Insanity is a prevalent theme in Shakespeare’s dramas. In Hamlet, insanity is used to reveal the truth. Hamlet pretends to be mad so he can find out the truth about his father’s murder. When Ophelia goes mad after her father’s death, she speaks the true deceitful nature of the court through seemingly nonsensical songs and flowers. Insanity in Hamlet, however, is not of the cliché straight jacketed, padded cell variety. Shakespeare presents Ophelia and Hamlet not as slobbering lunatics, but as people who are divided from themselves. The motif that madness creates two separate beings within one body furthers the overall theme of insanity in Hamlet.

The theme of insanity is first introduced in Act 1, Scene 5 when Hamlet is visited by his father’s ghost. The ghost tells Hamlet that his brother Claudius, who is now the king of Denmark, murdered him while he slept. The ghost tells Hamlet that he is stuck in purgatory, and the only way his soul will go to heaven is if Hamlet kills Claudius. Hamlet does not know whether to believe the ghost or not. He decides to act insane to discern the truth. “Here as before, never, so help you mercy, / How strange or odd soe’er I bear myself – / As I perchance hereafter shall think meet/ To put an antic disposition on.”Hamlet entrusts his secret with his friends Horatio and Marcellus.

While Hamlet is only pretending to be insane, his love Ophelia actually goes mad with grief after her father is murdered. “She is importunate, indeed distract. / Her mood will needs be pitied.” Hamlet uses his insanity as a means of discovering the truth, whereas Ophelia, in her lunacy, speaks the truth. “Young men will do’t, if they come to ‘t; / By cock they are to blame. / Quoth she, before you tumbled me, / You promised me to wed. / So would I ha’ done, by yonder sun, / An thou hadst not come to my bed.”In her songs, Ophelia reveals her true feelings about her father’s death and Hamlet’s betrayal of her love.

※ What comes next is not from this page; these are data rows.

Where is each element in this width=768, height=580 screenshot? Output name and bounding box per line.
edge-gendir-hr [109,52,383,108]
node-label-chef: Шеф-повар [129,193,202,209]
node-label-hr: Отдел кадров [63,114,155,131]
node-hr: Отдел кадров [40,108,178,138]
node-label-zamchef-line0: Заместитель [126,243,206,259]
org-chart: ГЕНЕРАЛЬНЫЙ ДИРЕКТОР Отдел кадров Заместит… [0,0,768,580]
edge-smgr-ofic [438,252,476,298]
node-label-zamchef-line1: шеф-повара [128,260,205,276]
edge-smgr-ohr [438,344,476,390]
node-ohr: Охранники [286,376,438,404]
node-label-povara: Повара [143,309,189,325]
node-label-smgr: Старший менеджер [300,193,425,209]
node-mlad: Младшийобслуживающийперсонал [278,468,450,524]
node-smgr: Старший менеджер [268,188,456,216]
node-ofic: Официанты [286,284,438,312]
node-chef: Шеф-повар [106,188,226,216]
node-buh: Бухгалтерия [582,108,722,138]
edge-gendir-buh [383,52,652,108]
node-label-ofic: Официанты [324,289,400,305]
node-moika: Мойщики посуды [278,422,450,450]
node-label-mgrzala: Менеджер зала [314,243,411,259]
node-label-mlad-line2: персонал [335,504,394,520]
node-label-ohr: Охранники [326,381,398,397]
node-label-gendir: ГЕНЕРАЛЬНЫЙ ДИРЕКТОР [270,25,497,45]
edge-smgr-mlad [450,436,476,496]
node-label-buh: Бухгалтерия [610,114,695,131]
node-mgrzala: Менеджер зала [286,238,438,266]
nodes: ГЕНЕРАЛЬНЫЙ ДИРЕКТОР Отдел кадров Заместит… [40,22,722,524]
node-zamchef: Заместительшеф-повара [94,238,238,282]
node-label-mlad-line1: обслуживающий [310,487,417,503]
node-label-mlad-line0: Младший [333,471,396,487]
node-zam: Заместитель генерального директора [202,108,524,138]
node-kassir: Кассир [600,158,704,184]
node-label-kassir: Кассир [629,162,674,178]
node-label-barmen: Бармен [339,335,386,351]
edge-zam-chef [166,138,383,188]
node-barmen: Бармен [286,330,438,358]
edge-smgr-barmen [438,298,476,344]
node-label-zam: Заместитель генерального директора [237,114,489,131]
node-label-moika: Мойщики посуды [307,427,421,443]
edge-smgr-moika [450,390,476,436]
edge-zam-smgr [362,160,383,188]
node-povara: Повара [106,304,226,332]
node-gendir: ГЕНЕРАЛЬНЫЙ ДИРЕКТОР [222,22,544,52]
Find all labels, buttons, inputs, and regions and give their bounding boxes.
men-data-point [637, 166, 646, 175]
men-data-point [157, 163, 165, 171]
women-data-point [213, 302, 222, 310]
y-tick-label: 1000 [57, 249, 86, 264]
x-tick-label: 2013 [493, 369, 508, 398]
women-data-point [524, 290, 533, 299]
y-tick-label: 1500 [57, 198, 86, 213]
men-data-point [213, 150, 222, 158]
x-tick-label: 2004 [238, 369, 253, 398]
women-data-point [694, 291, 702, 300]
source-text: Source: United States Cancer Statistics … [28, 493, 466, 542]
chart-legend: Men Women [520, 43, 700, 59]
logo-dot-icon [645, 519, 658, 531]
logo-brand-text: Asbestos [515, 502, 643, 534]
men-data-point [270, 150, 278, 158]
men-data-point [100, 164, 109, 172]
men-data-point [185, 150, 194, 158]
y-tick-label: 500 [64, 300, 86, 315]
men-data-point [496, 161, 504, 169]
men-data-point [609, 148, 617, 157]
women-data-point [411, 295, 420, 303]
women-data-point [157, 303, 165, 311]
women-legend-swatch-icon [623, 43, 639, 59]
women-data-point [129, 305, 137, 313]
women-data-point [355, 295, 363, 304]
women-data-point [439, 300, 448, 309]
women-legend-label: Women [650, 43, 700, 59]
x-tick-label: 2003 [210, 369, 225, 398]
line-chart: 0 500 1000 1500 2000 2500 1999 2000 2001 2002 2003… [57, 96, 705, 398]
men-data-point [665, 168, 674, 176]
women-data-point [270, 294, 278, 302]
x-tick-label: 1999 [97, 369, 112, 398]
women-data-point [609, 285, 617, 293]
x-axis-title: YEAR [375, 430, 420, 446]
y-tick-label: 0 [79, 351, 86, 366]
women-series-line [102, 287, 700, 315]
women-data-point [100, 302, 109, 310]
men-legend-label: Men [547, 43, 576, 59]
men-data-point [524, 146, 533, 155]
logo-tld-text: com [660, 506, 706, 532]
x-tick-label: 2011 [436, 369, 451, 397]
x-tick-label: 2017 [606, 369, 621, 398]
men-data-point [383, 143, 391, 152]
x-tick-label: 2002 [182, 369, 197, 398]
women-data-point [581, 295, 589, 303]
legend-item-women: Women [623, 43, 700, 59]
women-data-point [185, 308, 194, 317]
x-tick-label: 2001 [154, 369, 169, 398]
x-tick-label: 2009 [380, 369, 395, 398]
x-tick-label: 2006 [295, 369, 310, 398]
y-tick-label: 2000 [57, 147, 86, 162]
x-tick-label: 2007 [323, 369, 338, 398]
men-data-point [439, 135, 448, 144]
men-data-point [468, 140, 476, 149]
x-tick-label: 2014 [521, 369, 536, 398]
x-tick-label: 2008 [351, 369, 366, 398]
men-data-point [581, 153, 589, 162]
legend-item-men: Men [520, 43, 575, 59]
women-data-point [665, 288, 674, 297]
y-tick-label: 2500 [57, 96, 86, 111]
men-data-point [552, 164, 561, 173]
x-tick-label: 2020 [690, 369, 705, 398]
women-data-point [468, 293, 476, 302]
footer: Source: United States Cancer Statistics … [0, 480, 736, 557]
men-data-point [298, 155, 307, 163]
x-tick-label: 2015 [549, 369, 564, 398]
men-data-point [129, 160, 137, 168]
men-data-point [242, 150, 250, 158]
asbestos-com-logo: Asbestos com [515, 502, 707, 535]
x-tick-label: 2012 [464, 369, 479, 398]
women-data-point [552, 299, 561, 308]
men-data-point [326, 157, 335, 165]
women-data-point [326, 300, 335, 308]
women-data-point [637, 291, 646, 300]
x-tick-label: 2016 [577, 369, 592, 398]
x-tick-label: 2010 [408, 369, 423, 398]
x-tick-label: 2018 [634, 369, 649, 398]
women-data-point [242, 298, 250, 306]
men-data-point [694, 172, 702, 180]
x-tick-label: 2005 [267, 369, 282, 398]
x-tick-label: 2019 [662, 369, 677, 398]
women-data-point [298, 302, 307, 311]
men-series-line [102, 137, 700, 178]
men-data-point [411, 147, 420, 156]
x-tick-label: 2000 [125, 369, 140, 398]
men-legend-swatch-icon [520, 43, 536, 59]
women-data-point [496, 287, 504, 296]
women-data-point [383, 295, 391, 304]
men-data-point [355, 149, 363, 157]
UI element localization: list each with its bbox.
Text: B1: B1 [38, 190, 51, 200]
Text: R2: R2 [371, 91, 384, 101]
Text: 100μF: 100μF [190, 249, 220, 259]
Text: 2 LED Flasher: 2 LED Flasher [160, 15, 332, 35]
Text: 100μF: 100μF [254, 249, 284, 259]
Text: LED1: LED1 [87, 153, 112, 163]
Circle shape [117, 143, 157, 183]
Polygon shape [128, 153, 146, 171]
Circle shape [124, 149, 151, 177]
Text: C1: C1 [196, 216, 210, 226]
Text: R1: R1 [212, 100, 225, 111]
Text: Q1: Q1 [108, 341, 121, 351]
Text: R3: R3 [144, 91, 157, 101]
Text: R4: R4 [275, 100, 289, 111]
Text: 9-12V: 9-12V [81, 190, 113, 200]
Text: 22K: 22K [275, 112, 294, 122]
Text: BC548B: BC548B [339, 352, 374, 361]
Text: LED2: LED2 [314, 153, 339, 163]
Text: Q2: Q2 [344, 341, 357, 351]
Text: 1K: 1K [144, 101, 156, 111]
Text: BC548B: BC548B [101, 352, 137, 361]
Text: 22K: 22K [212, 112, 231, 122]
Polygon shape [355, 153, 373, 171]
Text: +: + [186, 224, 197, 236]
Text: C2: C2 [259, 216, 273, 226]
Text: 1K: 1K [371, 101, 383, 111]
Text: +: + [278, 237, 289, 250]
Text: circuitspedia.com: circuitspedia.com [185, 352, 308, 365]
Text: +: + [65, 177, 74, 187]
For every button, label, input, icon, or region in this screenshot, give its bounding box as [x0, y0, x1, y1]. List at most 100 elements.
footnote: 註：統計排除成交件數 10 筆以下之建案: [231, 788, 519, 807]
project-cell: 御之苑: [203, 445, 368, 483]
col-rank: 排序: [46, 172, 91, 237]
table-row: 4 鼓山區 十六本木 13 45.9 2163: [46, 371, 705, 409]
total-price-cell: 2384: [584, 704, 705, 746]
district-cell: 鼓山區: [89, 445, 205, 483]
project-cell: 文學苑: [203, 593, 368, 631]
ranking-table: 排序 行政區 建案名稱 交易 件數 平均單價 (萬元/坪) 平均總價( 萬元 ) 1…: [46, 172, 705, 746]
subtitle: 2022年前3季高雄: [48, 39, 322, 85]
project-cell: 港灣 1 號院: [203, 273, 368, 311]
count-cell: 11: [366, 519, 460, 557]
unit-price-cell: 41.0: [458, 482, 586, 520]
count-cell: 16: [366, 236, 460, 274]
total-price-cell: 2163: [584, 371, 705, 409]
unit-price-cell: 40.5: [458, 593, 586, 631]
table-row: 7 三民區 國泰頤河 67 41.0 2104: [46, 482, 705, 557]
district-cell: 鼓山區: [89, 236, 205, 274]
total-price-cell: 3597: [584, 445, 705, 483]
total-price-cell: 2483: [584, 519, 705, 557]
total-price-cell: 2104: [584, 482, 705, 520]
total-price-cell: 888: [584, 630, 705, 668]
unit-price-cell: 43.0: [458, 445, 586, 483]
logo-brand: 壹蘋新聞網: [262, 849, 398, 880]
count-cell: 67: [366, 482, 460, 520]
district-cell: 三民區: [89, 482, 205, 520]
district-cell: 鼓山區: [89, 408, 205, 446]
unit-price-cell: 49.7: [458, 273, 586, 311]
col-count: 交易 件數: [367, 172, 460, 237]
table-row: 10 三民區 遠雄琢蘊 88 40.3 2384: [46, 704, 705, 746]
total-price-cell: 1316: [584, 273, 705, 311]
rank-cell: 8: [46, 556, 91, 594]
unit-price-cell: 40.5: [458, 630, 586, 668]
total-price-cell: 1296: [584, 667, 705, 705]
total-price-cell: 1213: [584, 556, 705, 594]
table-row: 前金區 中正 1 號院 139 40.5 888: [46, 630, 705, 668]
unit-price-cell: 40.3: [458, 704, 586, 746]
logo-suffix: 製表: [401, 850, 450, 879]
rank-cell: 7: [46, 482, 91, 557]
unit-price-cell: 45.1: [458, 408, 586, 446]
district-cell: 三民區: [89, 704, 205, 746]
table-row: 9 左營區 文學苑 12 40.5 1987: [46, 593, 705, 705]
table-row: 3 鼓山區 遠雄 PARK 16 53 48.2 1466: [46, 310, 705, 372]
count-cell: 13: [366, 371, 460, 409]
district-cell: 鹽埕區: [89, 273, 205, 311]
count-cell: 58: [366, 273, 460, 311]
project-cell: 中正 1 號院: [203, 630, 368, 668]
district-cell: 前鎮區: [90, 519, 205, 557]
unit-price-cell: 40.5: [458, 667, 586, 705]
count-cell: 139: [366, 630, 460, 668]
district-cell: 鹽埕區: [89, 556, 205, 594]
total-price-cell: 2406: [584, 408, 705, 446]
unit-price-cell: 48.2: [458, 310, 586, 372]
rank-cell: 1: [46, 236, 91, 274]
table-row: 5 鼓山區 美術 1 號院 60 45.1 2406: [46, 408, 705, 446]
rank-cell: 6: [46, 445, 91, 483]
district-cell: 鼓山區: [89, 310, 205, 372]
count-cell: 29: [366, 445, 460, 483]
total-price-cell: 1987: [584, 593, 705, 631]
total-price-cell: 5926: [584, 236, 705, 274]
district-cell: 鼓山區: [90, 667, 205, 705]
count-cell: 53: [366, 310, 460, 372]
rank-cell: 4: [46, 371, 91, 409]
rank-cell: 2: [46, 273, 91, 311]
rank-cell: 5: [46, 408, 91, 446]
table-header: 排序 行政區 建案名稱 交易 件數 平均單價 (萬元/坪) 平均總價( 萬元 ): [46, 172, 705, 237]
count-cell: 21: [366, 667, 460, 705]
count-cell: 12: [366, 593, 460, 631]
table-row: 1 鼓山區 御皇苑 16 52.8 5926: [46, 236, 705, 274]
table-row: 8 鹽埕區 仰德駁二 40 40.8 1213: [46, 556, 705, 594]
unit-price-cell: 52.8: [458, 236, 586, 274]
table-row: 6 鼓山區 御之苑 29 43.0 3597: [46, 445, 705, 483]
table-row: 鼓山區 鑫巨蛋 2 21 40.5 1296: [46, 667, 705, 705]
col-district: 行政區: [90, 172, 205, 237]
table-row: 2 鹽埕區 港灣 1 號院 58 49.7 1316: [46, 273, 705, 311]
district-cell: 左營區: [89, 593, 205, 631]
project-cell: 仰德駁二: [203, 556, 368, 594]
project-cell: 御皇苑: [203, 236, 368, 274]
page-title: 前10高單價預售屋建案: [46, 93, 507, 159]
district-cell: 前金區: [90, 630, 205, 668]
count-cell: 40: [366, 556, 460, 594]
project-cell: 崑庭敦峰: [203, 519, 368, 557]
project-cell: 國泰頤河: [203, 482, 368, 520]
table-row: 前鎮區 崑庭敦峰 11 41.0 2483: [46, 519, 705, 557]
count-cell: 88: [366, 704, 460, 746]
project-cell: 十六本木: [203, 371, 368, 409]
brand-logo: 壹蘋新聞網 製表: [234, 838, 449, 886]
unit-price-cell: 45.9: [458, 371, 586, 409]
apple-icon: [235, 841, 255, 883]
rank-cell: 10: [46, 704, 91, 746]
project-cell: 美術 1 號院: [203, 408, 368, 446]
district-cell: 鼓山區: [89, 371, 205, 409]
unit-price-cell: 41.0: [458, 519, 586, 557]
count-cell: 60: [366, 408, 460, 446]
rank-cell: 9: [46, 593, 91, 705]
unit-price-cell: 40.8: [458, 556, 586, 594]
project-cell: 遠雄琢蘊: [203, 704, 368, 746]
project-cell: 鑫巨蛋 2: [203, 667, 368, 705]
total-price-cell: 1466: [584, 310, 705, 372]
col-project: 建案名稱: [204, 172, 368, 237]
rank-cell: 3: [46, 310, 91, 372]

She also reveals the true nature of the court by distributing symbolic flowers. For example, she gives Claudius fennel and columbine, which represent flattery and disloyalty and ingratitude. Though all these acts seem like mere lunacy to the other characters, Ophelia’s acts of insanity speak the truth.

The true nature of insanity in Hamlet stems from the reoccurring motif that madness divides a person from themselves. After Ophelia becomes mad, Claudius laments, “Poor Ophelia/ Divided from herself and her fair judgment.” Even Hamlet, who is only pretending to be mad, apologizes to Laertes by saying, “Was’t Hamlet wronged Laertes? Never Hamlet. / If Hamlet from himself be ta’en away, / And when he’s not himself does wrong Laertes, / The Hamlet does it not, Hamlet denies it. / Who does it then? His madness.” Hamlet’s statements about himself are contradictory. He claims that he is only pretending to be mad, but Hamlet is divided within himself by his inability to find a median for his emotions. He is either unable to act, or he is a slave to passion. By Hamlet’s own definition of madness, the division of one’s self, he is insane.

The motif of self-division enhances the overall theme of insanity in Hamlet. The true tragic nature of the play lies not in Hamlet and Ophelia’s insanity but in the inability of the other characters to see past the madness to the truth that it reveals.